Networks from Archives
Our project, "Networks from Archives," focuses on reconstructing networks of administrative correspondence using a vast dataset from the Historical Overseas Archives of Lisbon. This dataset contains nearly 170,000 documents from the period of 1610 to 1833, detailing administrative correspondence between Portugal and its Atlantic ex-colonies. In this article, we specifically examine the period of 1642-1822, which spans the establishment of the Overseas Council in Lisbon to the declaration of independence of Brazil. Through this analysis, we aim to contribute to ongoing discussions and debates surrounding the historical relations and networks between Portugal and its former colonies.
In "Networks from archives: Reconstructing networks of official correspondence in the early modern Portuguese empire," we detail the development of our digital methodology for converting archival data into network data. Figure 1 provides a succinct overview of the steps involved in our methodology, which can be summarized as follows:
First, we created a random sample from the 169,221 register entries in plain text to facilitate annotation. Next, we annotated the entries in the sample with the relevant labels or categories. We then trained an NER (Named Entity Recognition) model using the annotated entries to identify the senders, recipients, and attributes present in all entries. To identify text patterns, we utilized regular expressions. Furthermore, we extracted metadata from the text using regular expressions. Finally, we constructed network data by analyzing duplicate entities, correcting typos, and conducting network analysis and visualization.
By following these steps, we were able to convert the archival data into a structured network format, which enabled us to analyze the administrative correspondence and the relationships between different entities more effectively.
Fig. 1. Schematic of the methodology to turn archival data into network data.

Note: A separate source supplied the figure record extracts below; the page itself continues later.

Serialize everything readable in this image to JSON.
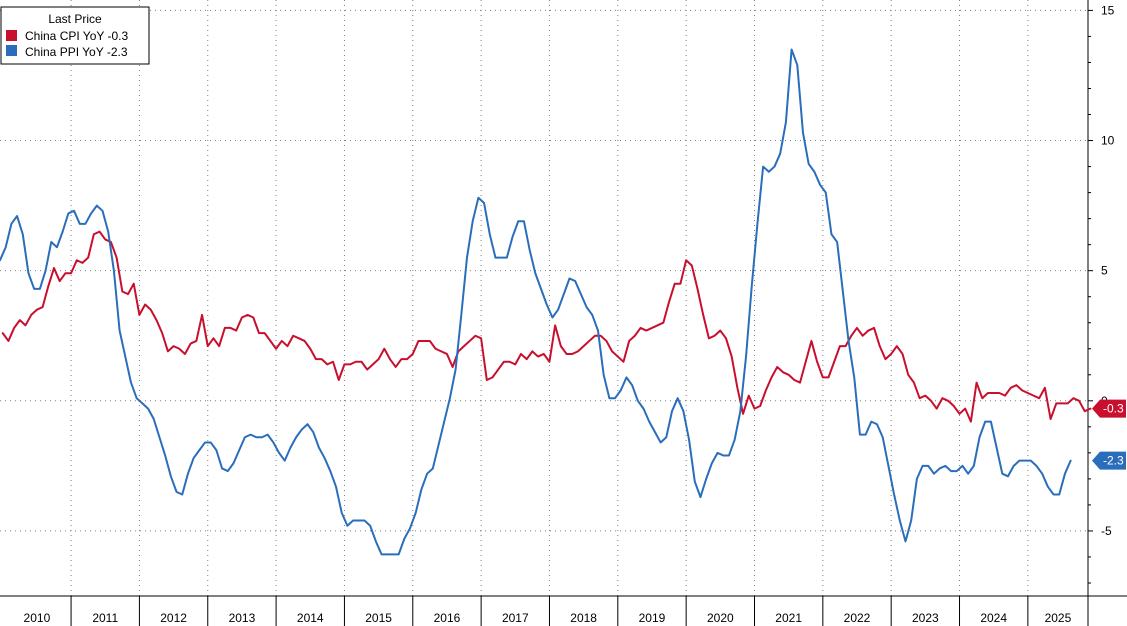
{
  "chart_data": {
    "type": "line",
    "legend_title": "Last Price",
    "legend_position": "top-left",
    "x_tick_labels": [
      "2010",
      "2011",
      "2012",
      "2013",
      "2014",
      "2015",
      "2016",
      "2017",
      "2018",
      "2019",
      "2020",
      "2021",
      "2022",
      "2023",
      "2024",
      "2025"
    ],
    "y_ticks": [
      -5,
      0,
      5,
      10,
      15
    ],
    "y_tick_labels": [
      "-5",
      "0",
      "5",
      "10",
      "15"
    ],
    "ylim": [
      -7.5,
      15.4
    ],
    "xlim": [
      2009.96,
      2025.88
    ],
    "grid": true,
    "series": [
      {
        "name": "China CPI YoY",
        "legend_label": "China CPI YoY",
        "last_label": "-0.3",
        "color": "#c8102e",
        "x_start": 2010.0,
        "step": 0.08333,
        "values": [
          2.6,
          2.3,
          2.8,
          3.1,
          2.9,
          3.3,
          3.5,
          3.6,
          4.4,
          5.1,
          4.6,
          4.9,
          4.9,
          5.4,
          5.3,
          5.5,
          6.4,
          6.5,
          6.2,
          6.1,
          5.5,
          4.2,
          4.1,
          4.5,
          3.3,
          3.7,
          3.5,
          3.1,
          2.6,
          1.9,
          2.1,
          2.0,
          1.8,
          2.2,
          2.3,
          3.3,
          2.1,
          2.4,
          2.1,
          2.8,
          2.8,
          2.7,
          3.2,
          3.3,
          3.2,
          2.6,
          2.6,
          2.3,
          2.0,
          2.3,
          2.1,
          2.5,
          2.4,
          2.3,
          2.0,
          1.6,
          1.6,
          1.4,
          1.5,
          0.8,
          1.4,
          1.4,
          1.5,
          1.5,
          1.2,
          1.4,
          1.6,
          2.0,
          1.6,
          1.3,
          1.6,
          1.6,
          1.8,
          2.3,
          2.3,
          2.3,
          2.0,
          1.9,
          1.8,
          1.3,
          1.9,
          2.1,
          2.3,
          2.5,
          2.4,
          0.8,
          0.9,
          1.2,
          1.5,
          1.5,
          1.4,
          1.8,
          1.6,
          1.9,
          1.7,
          1.8,
          1.5,
          2.9,
          2.1,
          1.8,
          1.8,
          1.9,
          2.1,
          2.3,
          2.5,
          2.5,
          2.3,
          1.9,
          1.7,
          1.5,
          2.3,
          2.5,
          2.8,
          2.7,
          2.8,
          2.9,
          3.0,
          3.8,
          4.5,
          4.5,
          5.4,
          5.2,
          4.3,
          3.3,
          2.4,
          2.5,
          2.7,
          2.4,
          1.7,
          0.5,
          -0.5,
          0.2,
          -0.3,
          -0.2,
          0.4,
          0.9,
          1.3,
          1.1,
          1.0,
          0.8,
          0.7,
          1.5,
          2.3,
          1.5,
          0.9,
          0.9,
          1.5,
          2.1,
          2.1,
          2.5,
          2.8,
          2.5,
          2.7,
          2.8,
          2.1,
          1.6,
          1.8,
          2.1,
          1.8,
          1.0,
          0.7,
          0.1,
          0.2,
          0.0,
          -0.3,
          0.1,
          0.0,
          -0.2,
          -0.5,
          -0.3,
          -0.8,
          0.7,
          0.1,
          0.3,
          0.3,
          0.3,
          0.2,
          0.5,
          0.6,
          0.4,
          0.3,
          0.2,
          0.1,
          0.5,
          -0.7,
          -0.1,
          -0.1,
          -0.1,
          0.1,
          0.0,
          -0.4,
          -0.3
        ]
      },
      {
        "name": "China PPI YoY",
        "legend_label": "China PPI YoY",
        "last_label": "-2.3",
        "color": "#2a6ebb",
        "x_start": 2009.96,
        "step": 0.08333,
        "values": [
          5.4,
          5.9,
          6.8,
          7.1,
          6.4,
          4.9,
          4.3,
          4.3,
          5.0,
          6.1,
          5.9,
          6.5,
          7.2,
          7.3,
          6.8,
          6.8,
          7.2,
          7.5,
          7.3,
          6.5,
          5.0,
          2.7,
          1.7,
          0.7,
          0.1,
          -0.1,
          -0.3,
          -0.7,
          -1.4,
          -2.1,
          -2.9,
          -3.5,
          -3.6,
          -2.8,
          -2.2,
          -1.9,
          -1.6,
          -1.6,
          -1.9,
          -2.6,
          -2.7,
          -2.4,
          -1.9,
          -1.4,
          -1.3,
          -1.4,
          -1.4,
          -1.3,
          -1.6,
          -2.0,
          -2.3,
          -1.8,
          -1.4,
          -1.1,
          -0.9,
          -1.2,
          -1.8,
          -2.2,
          -2.7,
          -3.3,
          -4.3,
          -4.8,
          -4.6,
          -4.6,
          -4.6,
          -4.8,
          -5.4,
          -5.9,
          -5.9,
          -5.9,
          -5.9,
          -5.3,
          -4.9,
          -4.3,
          -3.4,
          -2.8,
          -2.6,
          -1.7,
          -0.8,
          0.1,
          1.2,
          3.3,
          5.5,
          6.9,
          7.8,
          7.6,
          6.4,
          5.5,
          5.5,
          5.5,
          6.3,
          6.9,
          6.9,
          5.8,
          4.9,
          4.3,
          3.7,
          3.2,
          3.5,
          4.1,
          4.7,
          4.6,
          4.1,
          3.6,
          3.3,
          2.7,
          1.0,
          0.1,
          0.1,
          0.4,
          0.9,
          0.6,
          0.0,
          -0.3,
          -0.8,
          -1.2,
          -1.6,
          -1.4,
          -0.4,
          0.1,
          -0.4,
          -1.5,
          -3.1,
          -3.7,
          -3.0,
          -2.4,
          -2.0,
          -2.1,
          -2.1,
          -1.5,
          -0.4,
          1.7,
          4.4,
          6.8,
          9.0,
          8.8,
          9.0,
          9.5,
          10.7,
          13.5,
          12.9,
          10.3,
          9.1,
          8.8,
          8.3,
          8.0,
          6.4,
          6.1,
          4.2,
          2.3,
          0.9,
          -1.3,
          -1.3,
          -0.8,
          -0.9,
          -1.4,
          -2.5,
          -3.6,
          -4.6,
          -5.4,
          -4.6,
          -3.0,
          -2.5,
          -2.5,
          -2.8,
          -2.6,
          -2.5,
          -2.7,
          -2.7,
          -2.5,
          -2.8,
          -2.5,
          -1.4,
          -0.8,
          -0.8,
          -1.8,
          -2.8,
          -2.9,
          -2.5,
          -2.3,
          -2.3,
          -2.3,
          -2.5,
          -2.8,
          -3.3,
          -3.6,
          -3.6,
          -2.8,
          -2.3
        ]
      }
    ]
  }
}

The main goal is to convert large amounts of unstructured textual data from archives into network data. This approach is increasingly popular in historical research and has been successful for various historical periods. The process of designing a network study involves identifying the social entities of interest (nodes), the relevant types of relations (edges), and the attributes of nodes and edges. Although working with archival information may seem more passive than active modes of data collection, such as experiments or surveys, researchers still have some freedom to interpret and code the source material to infer types of relationships and attributes of actors. The degree of freedom varies depending on the source material, which ranges from structured indexes to unstructured natural language prose.